I had my Moby Dick on the end of my rod and it was him or me. The instructions from dad were to not reel until he stops running. Dad stood behind me to hold me in the boat, I think we were both a little afraid the fish was going to pull me overboard. As the fish started to slow down I started to reel in line as my dad had taught me the night before by pumping the rod back and reeling as I came down with the rod. Five minutes, ten minutes, my arms quivered live Jell-O. Fifteen minutes later (it felt like hours) my dad was grabbing the gaff in one hand, the leader with the other in one stroke he gaffed and lifted Moby Dick (aka king fish) into the boat. Just when I though my eyes could not get any bigger, they did. My first king fish was big as me, my little arms ached, my heart raced and I could not have been prouder.

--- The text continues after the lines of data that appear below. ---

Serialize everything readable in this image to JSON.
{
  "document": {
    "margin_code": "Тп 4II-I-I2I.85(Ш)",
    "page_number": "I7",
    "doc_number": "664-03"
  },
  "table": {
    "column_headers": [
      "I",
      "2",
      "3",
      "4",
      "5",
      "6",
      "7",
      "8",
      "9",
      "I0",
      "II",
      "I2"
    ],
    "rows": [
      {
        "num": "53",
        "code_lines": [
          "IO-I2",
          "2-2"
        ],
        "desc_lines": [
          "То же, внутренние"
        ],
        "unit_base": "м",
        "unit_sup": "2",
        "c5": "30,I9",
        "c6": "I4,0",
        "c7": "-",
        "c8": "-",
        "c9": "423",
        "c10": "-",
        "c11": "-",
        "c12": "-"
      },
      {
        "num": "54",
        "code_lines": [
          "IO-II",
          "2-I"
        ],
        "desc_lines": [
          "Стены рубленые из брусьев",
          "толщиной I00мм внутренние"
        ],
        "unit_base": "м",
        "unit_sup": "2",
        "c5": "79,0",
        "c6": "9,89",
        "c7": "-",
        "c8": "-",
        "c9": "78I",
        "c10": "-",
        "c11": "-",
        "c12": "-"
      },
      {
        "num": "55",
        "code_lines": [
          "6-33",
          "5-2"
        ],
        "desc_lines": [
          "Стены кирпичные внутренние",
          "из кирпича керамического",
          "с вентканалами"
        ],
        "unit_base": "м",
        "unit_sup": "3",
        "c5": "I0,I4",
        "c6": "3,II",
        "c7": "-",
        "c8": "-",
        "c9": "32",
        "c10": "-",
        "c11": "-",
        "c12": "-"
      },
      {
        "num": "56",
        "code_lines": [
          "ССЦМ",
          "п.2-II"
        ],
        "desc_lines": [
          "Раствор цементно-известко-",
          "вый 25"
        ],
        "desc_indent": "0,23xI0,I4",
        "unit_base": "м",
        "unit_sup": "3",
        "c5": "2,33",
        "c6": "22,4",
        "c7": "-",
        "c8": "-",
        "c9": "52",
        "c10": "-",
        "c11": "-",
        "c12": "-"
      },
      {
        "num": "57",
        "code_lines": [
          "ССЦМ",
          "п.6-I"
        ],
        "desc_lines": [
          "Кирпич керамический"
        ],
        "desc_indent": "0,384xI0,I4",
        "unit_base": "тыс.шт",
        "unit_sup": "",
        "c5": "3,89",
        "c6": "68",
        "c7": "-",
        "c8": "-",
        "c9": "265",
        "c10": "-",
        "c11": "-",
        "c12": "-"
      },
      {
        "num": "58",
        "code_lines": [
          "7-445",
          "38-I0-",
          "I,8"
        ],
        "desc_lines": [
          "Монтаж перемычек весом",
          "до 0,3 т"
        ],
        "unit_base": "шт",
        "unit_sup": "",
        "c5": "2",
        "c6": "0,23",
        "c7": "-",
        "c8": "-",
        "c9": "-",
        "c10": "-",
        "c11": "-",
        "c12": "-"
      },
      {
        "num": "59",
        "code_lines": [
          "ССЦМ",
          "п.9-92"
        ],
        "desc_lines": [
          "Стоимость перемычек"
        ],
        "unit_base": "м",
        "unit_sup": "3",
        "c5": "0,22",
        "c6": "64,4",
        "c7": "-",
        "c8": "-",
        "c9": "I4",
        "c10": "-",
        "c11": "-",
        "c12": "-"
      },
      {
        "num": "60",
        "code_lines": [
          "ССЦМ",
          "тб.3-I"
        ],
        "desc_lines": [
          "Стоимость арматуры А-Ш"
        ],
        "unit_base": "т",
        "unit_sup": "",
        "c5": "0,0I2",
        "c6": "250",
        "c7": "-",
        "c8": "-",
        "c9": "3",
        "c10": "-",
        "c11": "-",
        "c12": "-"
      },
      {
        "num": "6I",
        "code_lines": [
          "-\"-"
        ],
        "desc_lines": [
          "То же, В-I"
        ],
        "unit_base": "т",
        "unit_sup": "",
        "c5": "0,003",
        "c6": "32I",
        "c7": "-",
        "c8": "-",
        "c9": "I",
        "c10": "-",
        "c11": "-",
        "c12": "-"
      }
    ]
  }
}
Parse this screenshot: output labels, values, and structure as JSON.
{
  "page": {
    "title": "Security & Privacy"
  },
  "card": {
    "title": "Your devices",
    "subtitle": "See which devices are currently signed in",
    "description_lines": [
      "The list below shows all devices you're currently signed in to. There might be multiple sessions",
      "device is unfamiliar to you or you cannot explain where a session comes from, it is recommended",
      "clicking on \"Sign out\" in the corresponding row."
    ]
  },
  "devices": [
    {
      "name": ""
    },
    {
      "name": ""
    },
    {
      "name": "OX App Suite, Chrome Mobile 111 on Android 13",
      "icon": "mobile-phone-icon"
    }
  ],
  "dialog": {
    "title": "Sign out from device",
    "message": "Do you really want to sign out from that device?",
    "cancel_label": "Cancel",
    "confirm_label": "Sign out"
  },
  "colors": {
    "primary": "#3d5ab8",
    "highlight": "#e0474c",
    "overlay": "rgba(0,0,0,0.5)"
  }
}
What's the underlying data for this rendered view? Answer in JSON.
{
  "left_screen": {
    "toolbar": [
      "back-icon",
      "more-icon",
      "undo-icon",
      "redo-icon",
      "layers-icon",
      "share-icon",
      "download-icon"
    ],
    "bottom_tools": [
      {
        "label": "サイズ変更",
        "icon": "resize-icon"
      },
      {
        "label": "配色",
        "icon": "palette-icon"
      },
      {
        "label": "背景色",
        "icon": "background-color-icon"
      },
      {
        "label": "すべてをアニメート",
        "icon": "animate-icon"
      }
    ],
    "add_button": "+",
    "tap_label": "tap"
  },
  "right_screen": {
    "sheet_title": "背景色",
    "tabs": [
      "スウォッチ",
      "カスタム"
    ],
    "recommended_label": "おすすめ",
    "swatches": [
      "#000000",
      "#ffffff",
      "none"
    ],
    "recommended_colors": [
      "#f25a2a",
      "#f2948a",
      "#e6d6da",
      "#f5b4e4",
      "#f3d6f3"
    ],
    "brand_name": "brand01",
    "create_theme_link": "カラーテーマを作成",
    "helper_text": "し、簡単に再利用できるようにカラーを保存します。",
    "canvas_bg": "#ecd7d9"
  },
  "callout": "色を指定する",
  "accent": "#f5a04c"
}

Arriving back at the boat ramp I held the boat while dad backed the trailer down the ramp to load the boat. I reflected back on the fish we had caught that day, and as we started home I was already thinking about the next rip offshore, and my new found admiration and love for my dad. After falling asleep in the front seat of the truck, the next thing I remember is dad waking me as we pulled in to the driveway. “Would you like to go again next Saturday?” dad asked. I couldn’t get the words out of my mouth fast enough “YES SIR!”